Sand Between the Toes
This is Gapang Beach on a Sunday afternoon. One family playing on a stretch of white sand fringed by old knotty shade trees on the shore side and sloping seaward into the turquoise water of the bay, where the fish are coloured like candy wrappers, a family of sea turtles makes their home, and the manta rays come to feed in the evening with their white undersides rolling up to the surface to catch the light of the falling sun. I’ve just arrived here last night and I can’t believe my luck. I’ve just come in from swimming with the turtles and the salt is crusting on my skin in the sun and the wind. I close my eyes and hear laughter, broad green leaves flapping, and the waves wash in. In the afternoon you can take the local scuba company’s boat out to a small island and snorkel around the rocks with manta rays, wrasses, angelfish, moray eels and coral in all the colours of a Bollywood film. (Click here to check out the Lumbalumba Dive Shop site). You can sit on the porch of the dive shop and sip cold Tiger beer and idly forget your cares. At the restaurant up the road they grill up fish fresh everyday and serve it hot from the fire while you sit in the breeze coming off the evening water and watch the dusk silhouettes of fishermen casting off the pier. Three times a day Mama Donut comes around with a box of pastries baked fresh in her house morning, noon, and night – ten cents each. Island life at its best.

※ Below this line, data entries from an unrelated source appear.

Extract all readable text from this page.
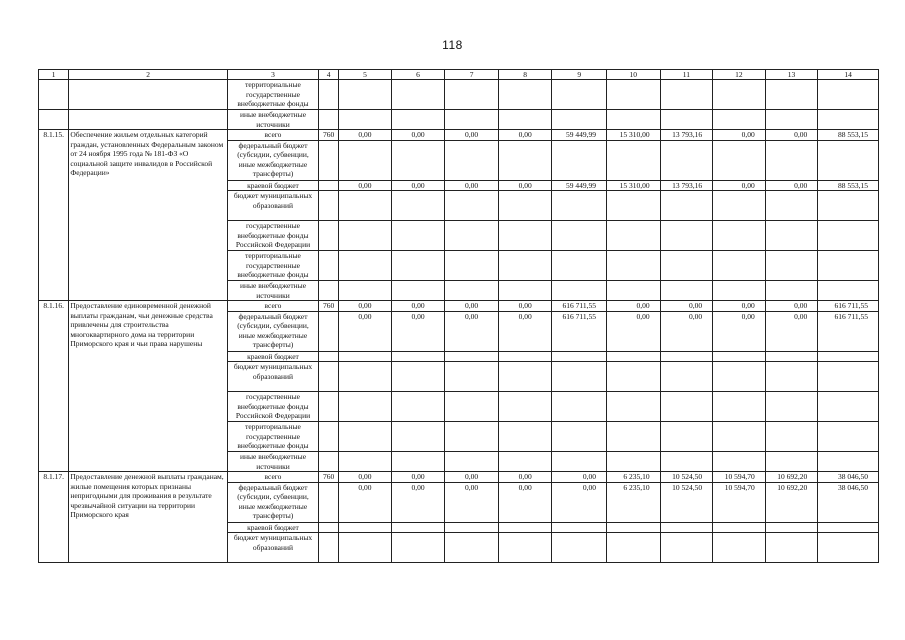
118
1	2	3	4	5	6	7	8	9	10	11	12	13	14
		территориальные государственные внебюджетные фонды											
		иные внебюджетные источники											
8.1.15.	Обеспечение жильем отдельных категорий граждан, установленных Федеральным законом от 24 ноября 1995 года № 181-ФЗ «О социальной защите инвалидов в Российской Федерации»	всего	760	0,00	0,00	0,00	0,00	59 449,99	15 310,00	13 793,16	0,00	0,00	88 553,15
		федеральный бюджет (субсидии, субвенции, иные межбюджетные трансферты)											
		краевой бюджет		0,00	0,00	0,00	0,00	59 449,99	15 310,00	13 793,16	0,00	0,00	88 553,15
		бюджет муниципальных образований											
		государственные внебюджетные фонды Российской Федерации											
		территориальные государственные внебюджетные фонды											
		иные внебюджетные источники											
8.1.16.	Предоставление единовременной денежной выплаты гражданам, чьи денежные средства привлечены для строительства многоквартирного дома на территории Приморского края и чьи права нарушены	всего	760	0,00	0,00	0,00	0,00	616 711,55	0,00	0,00	0,00	0,00	616 711,55
		федеральный бюджет (субсидии, субвенции, иные межбюджетные трансферты)		0,00	0,00	0,00	0,00	616 711,55	0,00	0,00	0,00	0,00	616 711,55
		краевой бюджет											
		бюджет муниципальных образований											
		государственные внебюджетные фонды Российской Федерации											
		территориальные государственные внебюджетные фонды											
		иные внебюджетные источники											
8.1.17.	Предоставление денежной выплаты гражданам, жилые помещения которых признаны непригодными для проживания в результате чрезвычайной ситуации на территории Приморского края	всего	760	0,00	0,00	0,00	0,00	0,00	6 235,10	10 524,50	10 594,70	10 692,20	38 046,50
		федеральный бюджет (субсидии, субвенции, иные межбюджетные трансферты)		0,00	0,00	0,00	0,00	0,00	6 235,10	10 524,50	10 594,70	10 692,20	38 046,50
		краевой бюджет											
		бюджет муниципальных образований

I’m here on the island of Pulau Weh in the calm between storms. The job I’ve been doing lacks support and direction and in the upcoming week I will see if I can switch roles. I will have to be firm. An organization like mine should take care of its own, and I may need to call them to that worthy cause. I may have to be insistent; I may be seen as difficult. Drat. I hate that.
Ah well. For now it’s just this beach, the sand between my toes, and the Muslim family playing in paradise.